What most people do agree on is that the IoT isn’t taking off at the rate which everyone had expected, although that’s no great surprise – technology growth curves almost never match the hockey stick curve that analysts predict. Gartner’s famous Hype Curve constantly reminds us that the path to ubiquity is strewn with failed ideas, many of which never emerge from the trough of disillusionment. The IoT suffers from a further problem, which is that the catch-all name has become to mean all things to all men (or maybe all machines). Many forget that the popular IoT poster children which the press pick up and promote as IoT are generally more fluff than substance.
Which brings us back to business models. The IoT will take off when companies work out how to make money out of it. Sadly, that’s proving harder than it may seem, with the more cynical concluding that the only people to profit from the IoT so far are conference organisers. So, let’s take a look at why developing a profitable business model is proving to be so challenging.

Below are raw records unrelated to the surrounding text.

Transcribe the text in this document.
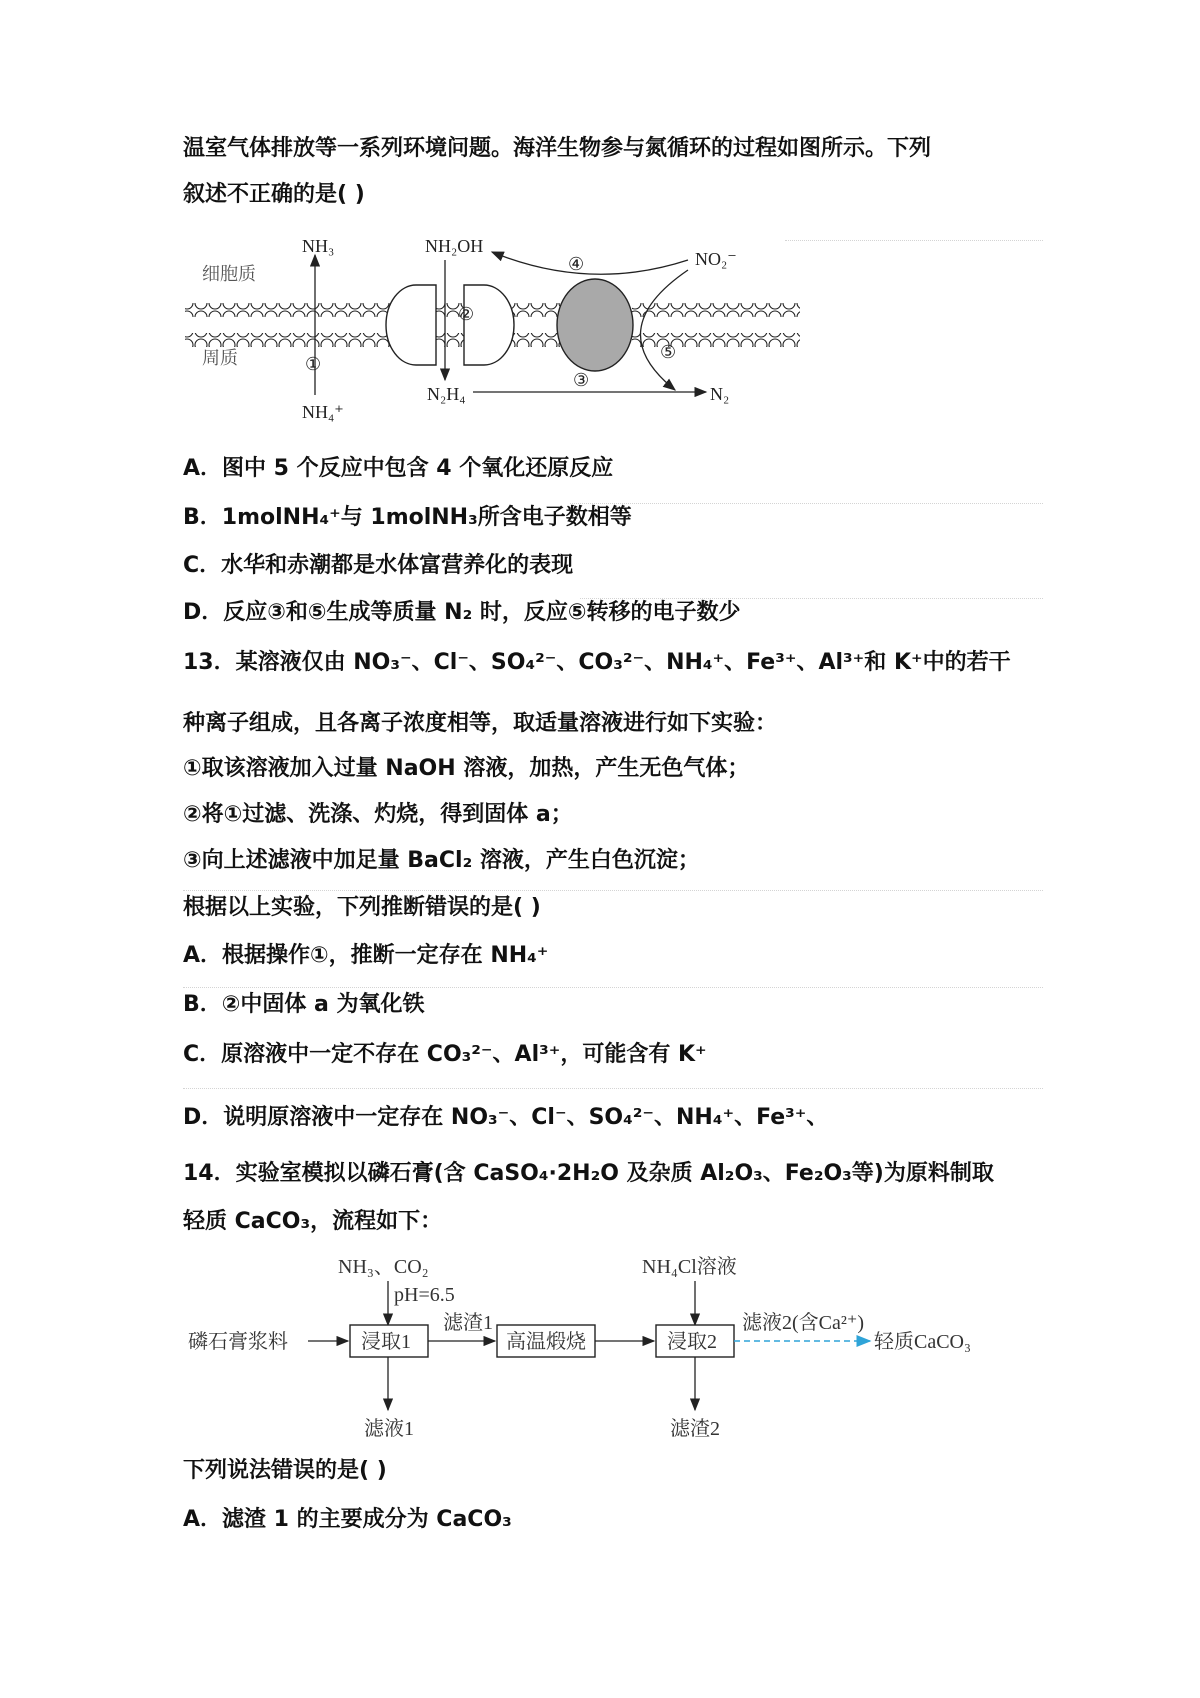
温室气体排放等一系列环境问题。海洋生物参与氮循环的过程如图所示。下列
叙述不正确的是( )
细胞质
周质
NH₃	NH₂OH
NO₂⁻
NH₄⁺
N₂H₄	N₂
①
②
③
④
⑤
A．图中 5 个反应中包含 4 个氧化还原反应
B．1molNH₄⁺与 1molNH₃所含电子数相等
C．水华和赤潮都是水体富营养化的表现
D．反应③和⑤生成等质量 N₂ 时，反应⑤转移的电子数少
13．某溶液仅由 NO₃⁻、Cl⁻、SO₄²⁻、CO₃²⁻、NH₄⁺、Fe³⁺、Al³⁺和 K⁺中的若干
种离子组成，且各离子浓度相等，取适量溶液进行如下实验：
①取该溶液加入过量 NaOH 溶液，加热，产生无色气体；
②将①过滤、洗涤、灼烧，得到固体 a；
③向上述滤液中加足量 BaCl₂ 溶液，产生白色沉淀；
根据以上实验，下列推断错误的是( )
A．根据操作①，推断一定存在 NH₄⁺
B．②中固体 a 为氧化铁
C．原溶液中一定不存在 CO₃²⁻、Al³⁺，可能含有 K⁺
D．说明原溶液中一定存在 NO₃⁻、Cl⁻、SO₄²⁻、NH₄⁺、Fe³⁺、
14．实验室模拟以磷石膏(含 CaSO₄·2H₂O 及杂质 Al₂O₃、Fe₂O₃等)为原料制取
轻质 CaCO₃，流程如下：
NH₃、CO₂
pH=6.5
磷石膏浆料	浸取1
滤渣1
高温煅烧
NH₄Cl溶液
浸取2
滤液2(含Ca²⁺)
轻质CaCO₃
滤液1	滤渣2
下列说法错误的是( )
A．滤渣 1 的主要成分为 CaCO₃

The difference between the IoT and M2M
Before we delve into the detail, it’s useful to understand the difference between M2M and IoT. It’s not a black and white distinction – there’s every shade of grey in the world of connected devices. But in general, M2M projects are driven by a need to report data, rather than to analyse it. The return on investment (ROI) for M2M comes from understanding a real-time part of your business. That might be location of a truck, the operating state of a valve or the temperature of a refrigerator. Traditionally these M2M deployments are in vertical industries that could put a price on the value of knowing a piece of information in real-time, so that they could do something more efficiently. Most M2M hardware was designed for that specific business application, which meant it didn’t benefit from economies of scale, so every new project was a new design, with all of the costs that incurs. In general, M2M deployments were justified by efficiency savings, i.e. making an existing business model more effective, not by the more intangible promise of disruptive new business models or digital transformation. Because everything in the M2M chain was designed afresh for each new deployment the entry cost was high, which mostly limited M2M to larger companies. Consultancies did (and continue to do) very good business on reinventing the M2M wheel for each new project.
Whilst M2M has always been easy to understand – it’s a straight ROI calculation, the Internet of Things has always been a more nebulous concept, where the argument is that everything can be connected, so data can be shared, giving us the benefit of new insight, which is then sold as the basis for disruptive, new business models. For the first ten years of its life, the IoT faced three problems:
- The hardware was too expensive to make it economically viable
- The communications costs to get data back were too high to make it economically viable
- There was a dearth of expertise in cloud and data analysis development
A few companies (John Deere is a good example), could afford to implement sensors in their products and begin to harvest data, but most of the IoT was small scale, typically from hobbyists and the maker community. They took advantage of low-cost sensors which had been developed for smartphones, used Bluetooth, Wi-Fi or the new, affordable LPWAN networks to implement low-cost comms and shared the data they collected within their community.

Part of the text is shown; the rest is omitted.